Horton v Henry (Court of Appeal, April 2016)


The Court of Appeal has upheld the High Court’s decision, confirming that an application from a trustee in bankruptcy for access to a bankrupt’s pensions which were not yet in payment should be rejected.

Background

Income Payments Order

When an individual becomes bankrupt and a trustee in bankruptcy (“TiB”) is appointed, under insolvency law all assets to which they are beneficially entitled vest automatically in the TiB.

If the bankrupt receives an income during their bankruptcy, the TiB may apply for an Income Payments Order (“IPO”) in order to compel the bankrupt to pay some or all of that income to the TiB.

Pensions and bankruptcy

Since 29 May 2000, all “approved pension arrangements” (including occupational and personal pension schemes) have been excluded from a bankrupt’s estate. However, the TiB can obtain an IPO against any pension or lump sum that has come into payment, or to which the bankrupt is “entitled”, during the bankruptcy.

Prior to this appeal, there was conflicting case law on how an IPO could be applied to an individual’s pension arrangements.

In Raithatha v Williamson (“Raithatha”) the High Court held that a bankrupt’s right to receive income from his personal pension could be the subject of an IPO, even though he had not elected to draw his pension (so, in effect, compelling him to draw it).  The judge had concluded that a bankrupt has “an entitlement to a payment under a pension scheme not merely where the scheme is in payment of benefit but also where, under the rules of the scheme, he would be entitled to payment merely by asking for payment”. The case was settled before appeal, so its impact, particularly on occupational pension schemes, was unclear.

In contrast, the first instance decision in Hinton v Wotherspoon followed the High Court in Horton – which had rejected the application of the TiB for access to pension not yet in payment – holding the Horton decision to be “plainly correct”.

Facts

Mr Henry was adjudged bankrupt in December 2012, aged 58. His assets at that time included four pension policies – a SIPP and three further personal pension policies.
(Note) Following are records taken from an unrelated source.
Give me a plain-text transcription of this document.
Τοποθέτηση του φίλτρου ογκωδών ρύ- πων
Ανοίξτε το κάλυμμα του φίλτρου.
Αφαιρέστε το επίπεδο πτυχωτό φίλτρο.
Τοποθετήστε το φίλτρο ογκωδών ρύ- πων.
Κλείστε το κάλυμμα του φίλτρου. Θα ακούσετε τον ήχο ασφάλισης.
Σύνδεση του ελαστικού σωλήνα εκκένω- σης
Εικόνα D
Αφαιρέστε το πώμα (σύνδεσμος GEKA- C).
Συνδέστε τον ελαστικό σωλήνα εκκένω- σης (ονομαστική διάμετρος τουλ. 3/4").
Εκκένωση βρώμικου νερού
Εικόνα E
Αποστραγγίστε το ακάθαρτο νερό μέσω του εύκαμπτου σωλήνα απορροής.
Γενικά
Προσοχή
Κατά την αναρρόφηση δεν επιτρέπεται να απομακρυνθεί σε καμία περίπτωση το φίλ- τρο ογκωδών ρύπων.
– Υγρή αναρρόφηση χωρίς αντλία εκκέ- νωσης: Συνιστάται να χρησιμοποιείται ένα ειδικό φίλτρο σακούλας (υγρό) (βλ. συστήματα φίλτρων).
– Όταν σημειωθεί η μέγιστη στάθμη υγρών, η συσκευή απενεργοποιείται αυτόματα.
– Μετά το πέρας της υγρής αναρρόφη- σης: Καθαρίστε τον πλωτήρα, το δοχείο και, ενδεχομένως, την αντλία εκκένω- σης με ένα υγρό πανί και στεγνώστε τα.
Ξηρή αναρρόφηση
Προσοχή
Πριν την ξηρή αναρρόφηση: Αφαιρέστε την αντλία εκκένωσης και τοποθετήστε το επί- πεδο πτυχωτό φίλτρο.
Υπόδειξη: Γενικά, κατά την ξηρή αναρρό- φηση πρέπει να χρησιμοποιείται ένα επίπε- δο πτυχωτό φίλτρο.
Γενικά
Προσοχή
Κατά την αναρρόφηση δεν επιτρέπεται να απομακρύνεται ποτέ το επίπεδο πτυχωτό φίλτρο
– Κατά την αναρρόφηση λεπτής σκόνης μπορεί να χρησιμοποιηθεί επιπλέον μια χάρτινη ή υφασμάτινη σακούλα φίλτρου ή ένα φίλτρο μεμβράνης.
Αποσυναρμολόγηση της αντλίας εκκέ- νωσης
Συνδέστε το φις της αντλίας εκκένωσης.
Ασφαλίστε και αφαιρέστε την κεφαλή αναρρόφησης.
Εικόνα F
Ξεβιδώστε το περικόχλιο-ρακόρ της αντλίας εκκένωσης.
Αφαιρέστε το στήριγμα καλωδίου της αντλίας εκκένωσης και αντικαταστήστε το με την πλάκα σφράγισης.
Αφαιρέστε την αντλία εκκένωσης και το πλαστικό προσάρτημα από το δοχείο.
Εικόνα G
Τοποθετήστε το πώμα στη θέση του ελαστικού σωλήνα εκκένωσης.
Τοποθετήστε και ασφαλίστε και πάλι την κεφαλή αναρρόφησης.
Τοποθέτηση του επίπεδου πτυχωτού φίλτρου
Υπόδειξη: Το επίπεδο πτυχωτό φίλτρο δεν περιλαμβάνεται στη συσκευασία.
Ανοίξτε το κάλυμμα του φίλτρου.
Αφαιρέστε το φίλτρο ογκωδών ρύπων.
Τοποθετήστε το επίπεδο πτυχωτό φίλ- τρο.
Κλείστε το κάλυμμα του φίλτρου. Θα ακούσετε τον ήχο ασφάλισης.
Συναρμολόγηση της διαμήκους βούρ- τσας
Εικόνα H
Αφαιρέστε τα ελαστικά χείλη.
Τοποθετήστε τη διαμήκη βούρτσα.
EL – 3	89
The trustee in bankruptcy sought an IPO over the 25% tax free lump sum potentially available from the SIPP, 36 monthly payments from the SIPP in flexible drawdown and the annuity value of the personal pensions for the next three years. In order to bring these benefits into payment, Mr Henry would have needed to crystallise his SIPP and personal pension policies.

In evidence, Mr Henry had stated that he did not need to access his pensions in order to meet his ordinary domestic needs (he said that he relied on friends and family to help meet these). Instead, he wanted to preserve his underlying pension funds intact for as long as possible, with the aim of passing on his SIPP to his children in due course.  He therefore had no intention of drawing down his pensions.

Decision

The Court considered whether there was power to make an IPO in respect of a pension which is not in payment, examining the statutory provisions relating to how a bankrupt’s property vests in a TiB.
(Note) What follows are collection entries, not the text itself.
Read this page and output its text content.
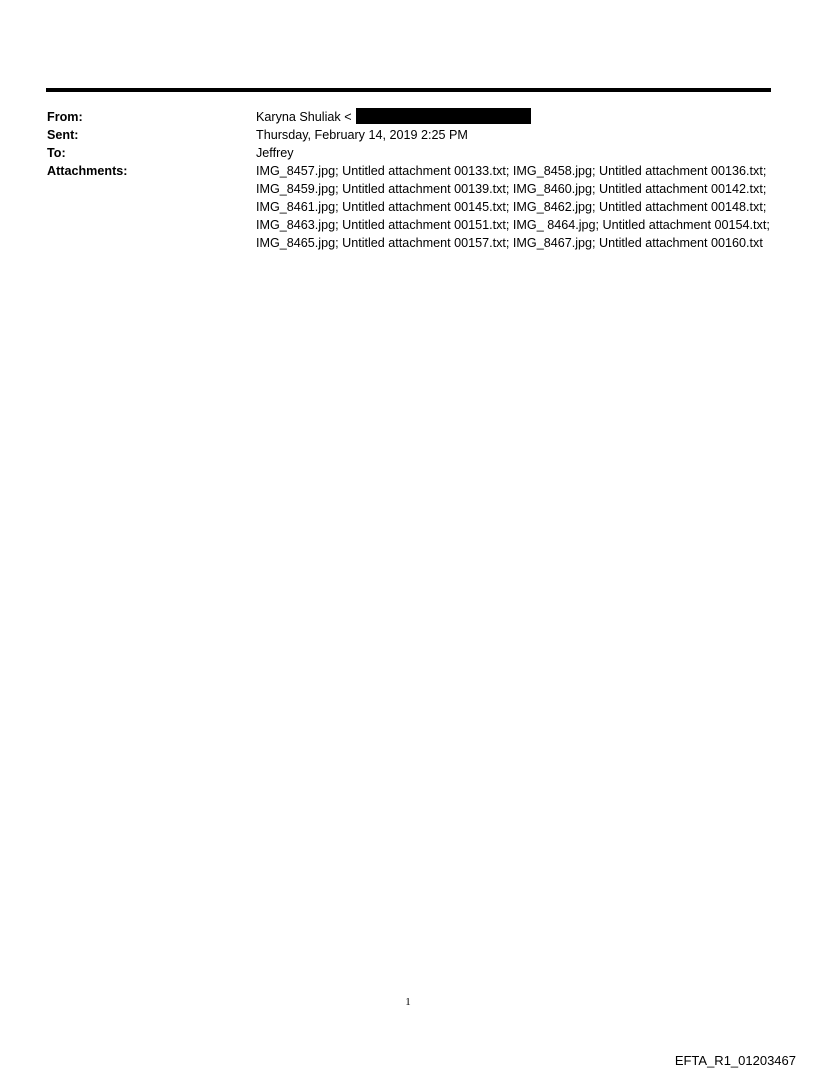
From:	Karyna Shuliak <
Sent:	Thursday, February 14, 2019 2:25 PM
To:	Jeffrey
Attachments:	IMG_8457.jpg; Untitled attachment 00133.txt; IMG_8458.jpg; Untitled attachment 00136.txt; IMG_8459.jpg; Untitled attachment 00139.txt; IMG_8460.jpg; Untitled attachment 00142.txt; IMG_8461.jpg; Untitled attachment 00145.txt; IMG_8462.jpg; Untitled attachment 00148.txt; IMG_8463.jpg; Untitled attachment 00151.txt; IMG_ 8464.jpg; Untitled attachment 00154.txt; IMG_8465.jpg; Untitled attachment 00157.txt; IMG_8467.jpg; Untitled attachment 00160.txt
1
EFTA_R1_01203467
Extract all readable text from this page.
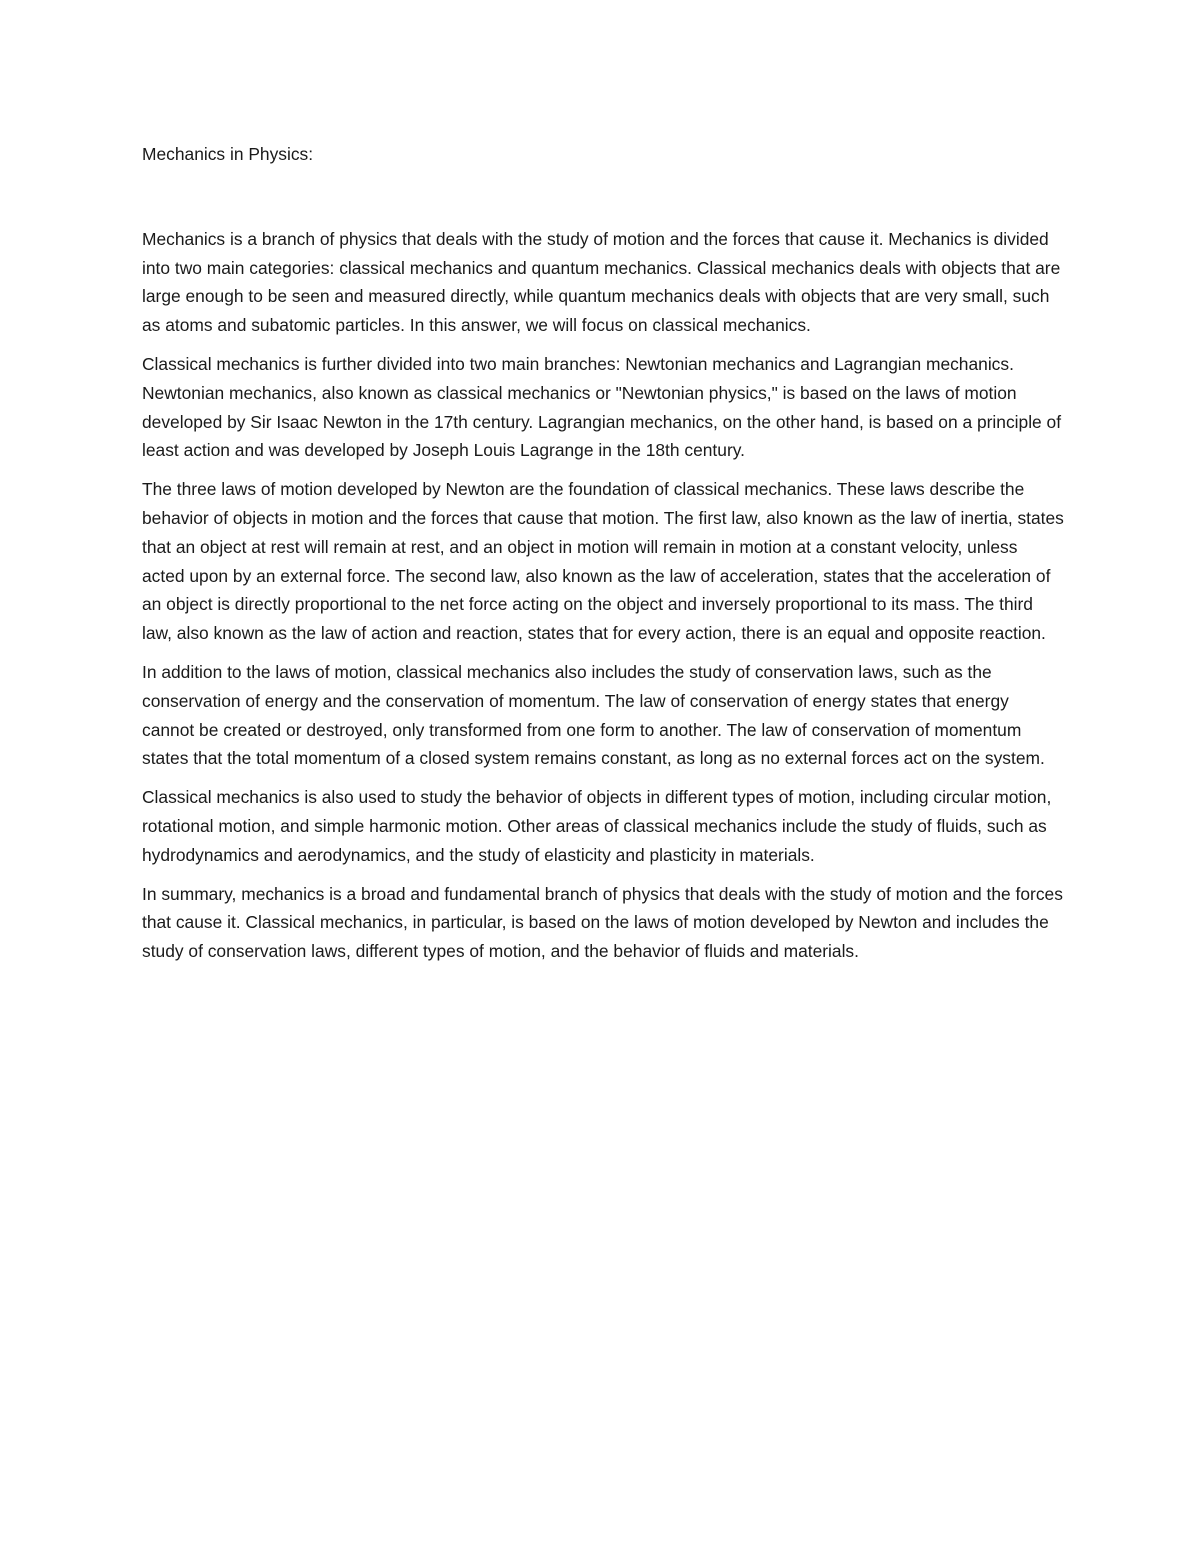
Mechanics in Physics:

Mechanics is a branch of physics that deals with the study of motion and the forces that cause it. Mechanics is divided into two main categories: classical mechanics and quantum mechanics. Classical mechanics deals with objects that are large enough to be seen and measured directly, while quantum mechanics deals with objects that are very small, such as atoms and subatomic particles. In this answer, we will focus on classical mechanics.

Classical mechanics is further divided into two main branches: Newtonian mechanics and Lagrangian mechanics. Newtonian mechanics, also known as classical mechanics or "Newtonian physics," is based on the laws of motion developed by Sir Isaac Newton in the 17th century. Lagrangian mechanics, on the other hand, is based on a principle of least action and was developed by Joseph Louis Lagrange in the 18th century.

The three laws of motion developed by Newton are the foundation of classical mechanics. These laws describe the behavior of objects in motion and the forces that cause that motion. The first law, also known as the law of inertia, states that an object at rest will remain at rest, and an object in motion will remain in motion at a constant velocity, unless acted upon by an external force. The second law, also known as the law of acceleration, states that the acceleration of an object is directly proportional to the net force acting on the object and inversely proportional to its mass. The third law, also known as the law of action and reaction, states that for every action, there is an equal and opposite reaction.

In addition to the laws of motion, classical mechanics also includes the study of conservation laws, such as the conservation of energy and the conservation of momentum. The law of conservation of energy states that energy cannot be created or destroyed, only transformed from one form to another. The law of conservation of momentum states that the total momentum of a closed system remains constant, as long as no external forces act on the system.

Classical mechanics is also used to study the behavior of objects in different types of motion, including circular motion, rotational motion, and simple harmonic motion. Other areas of classical mechanics include the study of fluids, such as hydrodynamics and aerodynamics, and the study of elasticity and plasticity in materials.

In summary, mechanics is a broad and fundamental branch of physics that deals with the study of motion and the forces that cause it. Classical mechanics, in particular, is based on the laws of motion developed by Newton and includes the study of conservation laws, different types of motion, and the behavior of fluids and materials.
The Court held that the statutory position is that all property vests in a TiB, subject to explicit exceptions. Rights under pension schemes are one such exception, and are therefore protected; income which stems from a pension arrangement is not. The judge (Lady Justice Gloster) cited the Explanatory Notes to the Welfare Reform and Pensions Act 1999 (“WRPA”) as helpful in clarifying the position.
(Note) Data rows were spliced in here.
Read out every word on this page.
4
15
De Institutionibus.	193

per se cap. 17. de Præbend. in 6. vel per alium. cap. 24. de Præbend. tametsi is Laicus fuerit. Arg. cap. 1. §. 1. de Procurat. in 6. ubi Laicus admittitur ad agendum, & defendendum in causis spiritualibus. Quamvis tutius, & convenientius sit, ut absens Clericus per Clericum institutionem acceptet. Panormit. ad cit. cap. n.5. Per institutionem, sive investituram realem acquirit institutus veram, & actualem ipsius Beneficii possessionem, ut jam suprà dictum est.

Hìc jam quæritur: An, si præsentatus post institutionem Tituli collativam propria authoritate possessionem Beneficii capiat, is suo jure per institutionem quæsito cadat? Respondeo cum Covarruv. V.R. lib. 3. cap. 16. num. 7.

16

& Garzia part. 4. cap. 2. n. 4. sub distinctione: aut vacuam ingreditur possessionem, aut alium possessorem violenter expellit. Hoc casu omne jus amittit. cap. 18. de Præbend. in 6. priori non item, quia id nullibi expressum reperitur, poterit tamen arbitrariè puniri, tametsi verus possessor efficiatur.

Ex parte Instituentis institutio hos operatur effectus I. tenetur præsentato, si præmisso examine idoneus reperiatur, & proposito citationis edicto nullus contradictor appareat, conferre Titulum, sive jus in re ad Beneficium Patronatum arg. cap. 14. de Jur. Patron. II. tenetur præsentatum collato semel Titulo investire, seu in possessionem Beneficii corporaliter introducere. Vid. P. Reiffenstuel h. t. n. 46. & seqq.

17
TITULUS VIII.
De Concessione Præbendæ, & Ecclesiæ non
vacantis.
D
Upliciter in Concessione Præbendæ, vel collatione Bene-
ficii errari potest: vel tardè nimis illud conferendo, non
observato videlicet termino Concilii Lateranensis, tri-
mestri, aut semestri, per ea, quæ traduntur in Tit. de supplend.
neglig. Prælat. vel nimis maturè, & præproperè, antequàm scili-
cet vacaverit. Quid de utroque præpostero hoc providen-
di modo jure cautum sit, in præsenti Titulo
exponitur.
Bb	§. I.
She also found that as a matter of construction, that there is no basis to conclude that a bankrupt’s contractual rights to draw down a pension come within the definition of “income of the bankrupt”.

The Court held that a TiB could not require a bankrupt to convert excluded property (in the form of pension rights) into income. The judge commented that the court had not been “referred to any authority which supported the proposition”, and noted analogous situations: it “was common ground, for example, that a trustee could not require a bankrupt to work so as to receive a salary that might be subject to an IPO”; nor could a bankrupt be forced to request a payment from a discretionary trust of which they were a beneficiary.

The Court noted that there is power under the Insolvency Act 1986 which permits the recovery of excessive pension contributions if the bankrupt is considered to have attempted to abuse the protection of the WRPA and thereby unfairly prejudiced their creditors. The judge cited this as evidence that Parliament has decided to draw a line between “protecting the interests of creditors on the one hand and safeguarding the savings of private pension holders on the other.”

Finally, the judge commented that, if the TiB were correct that an IPO should be made, the courts would have to determine the precise election that the bankrupt should make – both the amount of drawdown, and the manner of payment. She noted that the legislation specifies no such criteria, and agreed with the High Court judgment, that this is a “formidable obstacle to the trustee’s arguments”.

Comment

It is useful to now have clarity in this area.

It also removes some potential difficulties that the Raithatha scenario would have given rise to – for example, determining how and when benefits should be brought into payment when various options would be open.